By Thalif Deen
Asia TimesFebruary 28, 2002
Amid a resurgence in factional and tribal fighting in a virtually lawless Afghanistan, the United Nations is pushing for the early creation of a new national army in the war-devastated country.
Lakhdar Brahimi, the UN Special Envoy for Afghanistan, says the International Security Assistance Force (ISAF), currently maintaining the peace in Kabul, has undertaken to train a National Guard battalion of some 600 soldiers. The training, which will begin this week, is a "most welcome initiative" that will illustrate that helping Afghanistan form a national army is possible, he adds.
Brahimi has appealed to the international community for assistance - including training, salaries and equipment - both for the proposed new army and the police force. Britain, which is leading the 4,500-strong multinational ISAF, has already agreed to provide about US$250,000 for communication and other basic equipment to the police force. A German delegation, which visited Kabul last month, has made a preliminary assessment of the security and military needs of the police and the army. US military officials are quoted as saying that 3,000-4,000 troops could be in place only by the middle of this year. The creation of a full-fledged Afghan army, however, could take at least two years.
The United Nations, which has expressed serious concerns over the security situation in Afghanistan, wants the process expedited. Addressing the Security Council early this month, Brahimi said that the ongoing clashes between competing warlords demonstrate that peace in Afghanistan is still "fragile".
"In the medium and long term, however, it is the creation of a truly national police and army that will be critical to improving and stabilizing the security situation in Afghanistan," he told delegates. Zalmay Khalilzad, the US Special Envoy to Afghanistan, told reporters on Sunday that Washington is proposing to increase and speed up security assistance to the US-backed Interim Administration in Kabul because of threats from "multiple armies" in Afghan provinces.

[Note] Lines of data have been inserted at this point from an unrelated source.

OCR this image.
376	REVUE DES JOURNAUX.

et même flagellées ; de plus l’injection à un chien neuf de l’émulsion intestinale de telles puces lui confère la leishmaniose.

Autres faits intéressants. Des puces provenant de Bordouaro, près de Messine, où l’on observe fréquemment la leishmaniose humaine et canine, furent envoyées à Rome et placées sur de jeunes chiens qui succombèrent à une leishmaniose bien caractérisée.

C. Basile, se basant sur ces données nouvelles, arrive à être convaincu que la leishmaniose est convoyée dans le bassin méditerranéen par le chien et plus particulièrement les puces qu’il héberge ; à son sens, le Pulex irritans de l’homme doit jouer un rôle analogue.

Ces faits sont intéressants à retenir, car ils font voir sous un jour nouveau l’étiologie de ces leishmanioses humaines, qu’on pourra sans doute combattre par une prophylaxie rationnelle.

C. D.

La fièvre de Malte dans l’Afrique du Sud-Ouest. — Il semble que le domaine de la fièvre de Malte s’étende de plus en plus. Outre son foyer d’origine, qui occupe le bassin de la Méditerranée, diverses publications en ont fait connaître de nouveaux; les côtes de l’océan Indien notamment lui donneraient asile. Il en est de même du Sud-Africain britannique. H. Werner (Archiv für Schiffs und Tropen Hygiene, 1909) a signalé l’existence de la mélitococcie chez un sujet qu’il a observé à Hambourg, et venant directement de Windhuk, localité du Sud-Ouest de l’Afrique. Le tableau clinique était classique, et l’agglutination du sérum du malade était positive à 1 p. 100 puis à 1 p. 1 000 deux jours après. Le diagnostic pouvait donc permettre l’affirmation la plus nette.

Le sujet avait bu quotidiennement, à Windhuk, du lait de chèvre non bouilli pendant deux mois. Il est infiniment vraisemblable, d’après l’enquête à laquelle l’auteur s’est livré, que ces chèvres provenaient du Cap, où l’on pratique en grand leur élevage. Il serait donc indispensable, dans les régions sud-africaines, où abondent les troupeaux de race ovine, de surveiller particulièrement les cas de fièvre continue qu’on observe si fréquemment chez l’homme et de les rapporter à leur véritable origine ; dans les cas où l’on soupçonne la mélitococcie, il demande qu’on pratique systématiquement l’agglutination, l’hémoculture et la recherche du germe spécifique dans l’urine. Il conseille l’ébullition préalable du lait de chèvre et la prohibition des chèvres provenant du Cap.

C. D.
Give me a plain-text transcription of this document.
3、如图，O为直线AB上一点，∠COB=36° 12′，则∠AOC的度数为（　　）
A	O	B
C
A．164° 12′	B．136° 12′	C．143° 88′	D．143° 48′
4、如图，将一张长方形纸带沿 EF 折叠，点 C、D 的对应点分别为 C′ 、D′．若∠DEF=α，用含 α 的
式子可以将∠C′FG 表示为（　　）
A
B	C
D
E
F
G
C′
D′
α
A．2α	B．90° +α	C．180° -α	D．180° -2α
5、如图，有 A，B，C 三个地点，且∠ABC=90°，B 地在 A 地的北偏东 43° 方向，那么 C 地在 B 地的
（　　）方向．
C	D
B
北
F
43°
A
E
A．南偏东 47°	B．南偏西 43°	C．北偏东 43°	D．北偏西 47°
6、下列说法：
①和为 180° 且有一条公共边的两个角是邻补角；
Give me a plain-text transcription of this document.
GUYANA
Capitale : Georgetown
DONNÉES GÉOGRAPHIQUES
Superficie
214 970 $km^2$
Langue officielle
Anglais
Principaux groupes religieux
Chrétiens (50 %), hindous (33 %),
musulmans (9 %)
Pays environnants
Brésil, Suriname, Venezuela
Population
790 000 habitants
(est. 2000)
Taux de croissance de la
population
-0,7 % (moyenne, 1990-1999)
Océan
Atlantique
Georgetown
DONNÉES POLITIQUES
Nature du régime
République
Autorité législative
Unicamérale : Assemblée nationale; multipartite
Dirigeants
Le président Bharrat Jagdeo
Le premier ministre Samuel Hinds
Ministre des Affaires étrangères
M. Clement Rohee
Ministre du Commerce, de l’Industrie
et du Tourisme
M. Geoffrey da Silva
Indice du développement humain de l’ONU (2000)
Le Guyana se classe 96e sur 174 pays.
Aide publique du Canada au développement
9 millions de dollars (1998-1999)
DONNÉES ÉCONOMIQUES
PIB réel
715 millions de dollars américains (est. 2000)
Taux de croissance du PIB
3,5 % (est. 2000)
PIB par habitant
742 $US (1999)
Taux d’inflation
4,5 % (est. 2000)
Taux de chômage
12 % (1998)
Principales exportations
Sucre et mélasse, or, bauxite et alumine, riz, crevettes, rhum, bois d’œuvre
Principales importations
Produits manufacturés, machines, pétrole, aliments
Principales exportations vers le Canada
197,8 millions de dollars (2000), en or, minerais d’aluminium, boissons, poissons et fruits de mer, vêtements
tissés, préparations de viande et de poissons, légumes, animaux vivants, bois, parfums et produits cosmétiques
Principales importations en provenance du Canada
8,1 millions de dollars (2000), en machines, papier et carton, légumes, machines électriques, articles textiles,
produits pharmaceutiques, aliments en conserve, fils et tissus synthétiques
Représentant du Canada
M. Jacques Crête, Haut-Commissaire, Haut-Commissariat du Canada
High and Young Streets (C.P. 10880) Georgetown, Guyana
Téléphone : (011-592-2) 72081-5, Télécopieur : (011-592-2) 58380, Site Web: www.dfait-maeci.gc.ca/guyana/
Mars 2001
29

The battle between warlords is also threatening to destabilize the Interim Administration headed by the strongly pro-US Afghan leader Hamid Karzai.
Among the options under consideration, Khalilzad said, is a possible expansion of ISAF, the provision of military advisers and accelerated American military aid for the proposed Afghan army. He said that while the United States does not want Afghanistan to become a "security welfare state ... we are committed to helping". Addressing the Security Council last month, Karzai said he would like to see the ISAF expand its military presence to other major cities "signaling the ongoing commitment of the international community to peace and security in Afghanistan".
Francesc Vendrell, the outgoing UN deputy envoy to Afghanistan, said last month that the ISAF may have to be beefed up to a strength of about 30,000 troops to stop the fighting between rival factions. "The international force needs to be deployed beyond Kabul and the Afghans want it - even the warlords want it," he said.
Created by the Council in late December, the ISAF consists of about 4,500 troops troops from some 18 countries, including Austria, Bangladesh, Canada, Denmark, Finland, France, Germany, Greece, Italy, Jordan, the Netherlands and Turkey. Britain has said that at the end of its six-month mandate in June it will hand over ISAF leadership to Turkey. Last week, British troops, numbering about 2,000, came under hostile fire in Kabul.
US President George W Bush, who has pledged to help Afghanistan set up its own army, has already turned down a request from Karzai for American participation in the ISAF. But while visiting Kabul last month, US Senator Joseph Biden, chairman of the Senate Foreign Relations Committee, insisted that the United States should be part of the ISAF. "Security is the basic issue in Afghanistan. Whatever it takes, we should do it. History will judge us harshly if we allow the hope of a liberated Afghanistan to evaporate because we failed to stay the course," he said.
Karzai also reminded reporters in Washington that Afghanistan had a full-fledged national army before the Soviet invasion in 1979. "The army broke up after the Soviet invasion," he said, adding that he had asked Bush for assistance so that Afghanistan can have one of the best-trained armies.
Meanwhile, according to preliminary estimates prepared jointly by the World Bank, the Asian Development Bank and the UN Development Program, Afghanistan needs about $10 billion over the next five years for rebuilding and reconstruction. In the first year of reconstruction, however, the biggest chunk of money, amounting to about $270 million, will be earmarked for security, including landmine action and drug control. The second-largest allocation of $260 million is for public administration and economic management, followed by an additional $260 million for social protection, health and education, and $170 million for infrastructure building, bringing the total to $1 billion during the first year.